3. After the Department of Justice planned to file an antitrust lawsuit against Comcast and Time Warner Cable in an effort to block it, Comcase announced that it would withdraw its proposal to acquire Time Warner Cable.
4. Aetna abandoned its planned $37 billion merger with Humana after the court blocked the transaction on antitrust grounds.

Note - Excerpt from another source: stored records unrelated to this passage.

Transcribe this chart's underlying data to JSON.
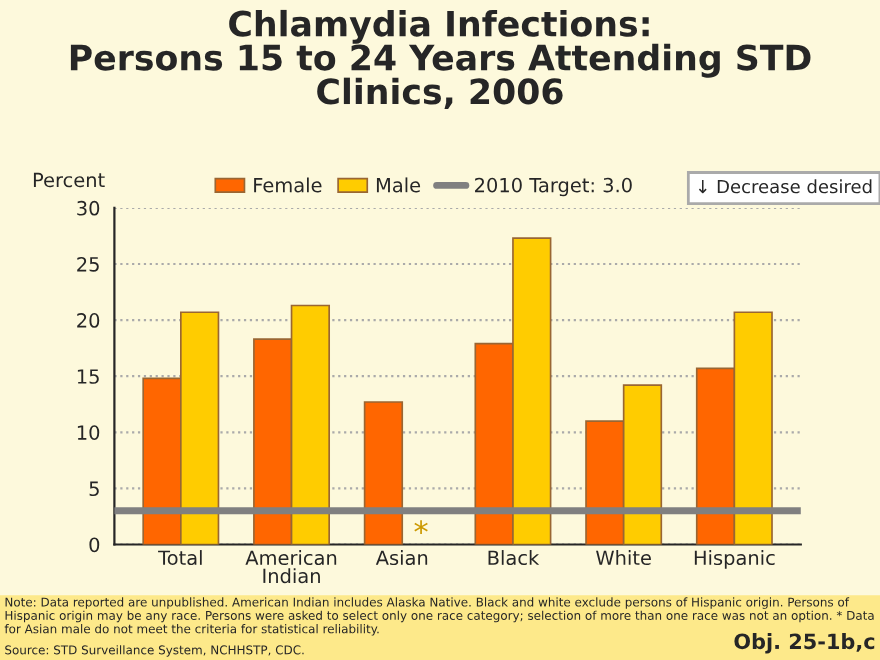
{
  "chart_data": {
    "type": "bar",
    "title": "Chlamydia Infections:\nPersons 15 to 24 Years Attending STD\nClinics, 2006",
    "ylabel": "Percent",
    "categories": [
      "Total",
      "American\nIndian",
      "Asian",
      "Black",
      "White",
      "Hispanic"
    ],
    "series": [
      {
        "name": "Female",
        "color": "#ff6600",
        "values": [
          14.8,
          18.3,
          12.7,
          17.9,
          11.0,
          15.7
        ]
      },
      {
        "name": "Male",
        "color": "#ffcc00",
        "values": [
          20.7,
          21.3,
          null,
          27.3,
          14.2,
          20.7
        ]
      }
    ],
    "ylim": [
      0,
      30
    ],
    "yticks": [
      0,
      5,
      10,
      15,
      20,
      25,
      30
    ],
    "grid": "y",
    "legend": "top",
    "ref_lines": [
      {
        "axis": "y",
        "value": 3.0,
        "label": "2010 Target: 3.0",
        "color": "#808080"
      }
    ],
    "annotations": [
      {
        "text": "*",
        "x": "Asian",
        "y": 0.9
      },
      "↓ Decrease desired",
      "Note: Data reported are unpublished. American Indian includes Alaska Native. Black and white exclude persons of Hispanic origin. Persons of Hispanic origin may be any race. Persons were asked to select only one race category; selection of more than one race was not an option. * Data for Asian male do not meet the criteria for statistical reliability.",
      "Source: STD Surveillance System, NCHHSTP, CDC.",
      "Obj. 25-1b,c"
    ]
  }
}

5. Mylan failed in $26 billion takeover bid for Perrigo.
Keeping this in mind, let's explore the acquisition data.
## Acquisition price amount distribution
Most of the acquisitions are around 100 million US Dollars(Remember, the date includes the high value unsuccessful deals).
```{r}
acquisition_no_na <- na.omit(acquisition, cols="price_amount")
```
```{r}
ggplot(aes(x = price_amount/1000000), data = acquisition_no_na) +
geom_histogram(binwidth = 0.08) +
scale_x_log10() +
xlab('Million USD') +
ggtitle('Histogram of Acquision Price Amount in Million USD') +
theme_economist_white()
```
## Top acquisitions by Company and Acquirer.
```{r}
ac_company_group <- group_by(acquisition, company_name, acquirer_name, acquired_at)
ac_by_company <- summarise(ac_company_group, price_sum = sum(price_amount))
ac_by_company <- ac_by_company[order(ac_by_company$price_sum, decreasing = TRUE), ]
ac_by_company_top20 <- head(ac_by_company, 20)
```
Remember, for the bove table, No.1, 9, 12 and 15 did not happen.
## How long does it take to be acquired?
In our dataset, vast majority of the startups were acquired within 10 years of founding.
```{r}
company_new <- company[c('company_name', 'founded_at')]
```
```{r}
company_acquire <- merge(company_new, acquisition, by='company_name')
```
```{r}
company_acquire <- company_acquire[c('company_name', 'founded_at', 'acquired_at')]
company_acquire <- company_acquire[complete.cases(company_acquire), ]
```
```{r}
company_acquire$founded_at <- ymd(company_acquire$founded_at)
company_acquire$acquired_at <- ymd(company_acquire$acquired_at)
```
```{r}
company_acquire$period <- (company_acquire$acquired_at - company_acquire$founded_at) / 365
```
```{r}
ggplot(aes(x = period), data = company_acquire) +
geom_histogram(binwidth = 0.5) +
xlab('Year') +
scale_x_continuous(limits = c(0, 50), breaks = seq(0, 50, 5)) +
ggtitle('Histogram of How Long Does it take to be Acquired') +
theme_economist_white()
```
## Top Corporate VCs with the most number of Acquisitions
At last, we charted out the top 10 CVCs (sorted by number of exits via acquisition).
```{r}
acquirer_group <- group_by(acquisition, acquirer_name)
ac_by_acquirer <- summarise(acquirer_group, n=n())
ac_by_acquirer <- ac_by_acquirer[order(ac_by_acquirer$n, decreasing = TRUE), ]
ac_by_acquirer_top10 <- head(ac_by_acquirer, 10)
```
```{r}
ggplot(aes(x = reorder(acquirer_name, n), y=n), data = ac_by_acquirer_top10) +
geom_bar(stat = 'identity') +
xlab('Corporate') +
ylab('Number of Acquisitions') +
ggtitle('Acquisitions by Corporate VCs') + coord_flip() + theme_economist_white()
```
## Methodology
The above analysis and the dashboard in Tableau are based on the data downloaded from here, which collected information on global companies founded between 1977 and 2015. Companies are categorized by industry. The graphic may not include every company founded and funded during this time period. And as you have seen, there are some bias in the data too.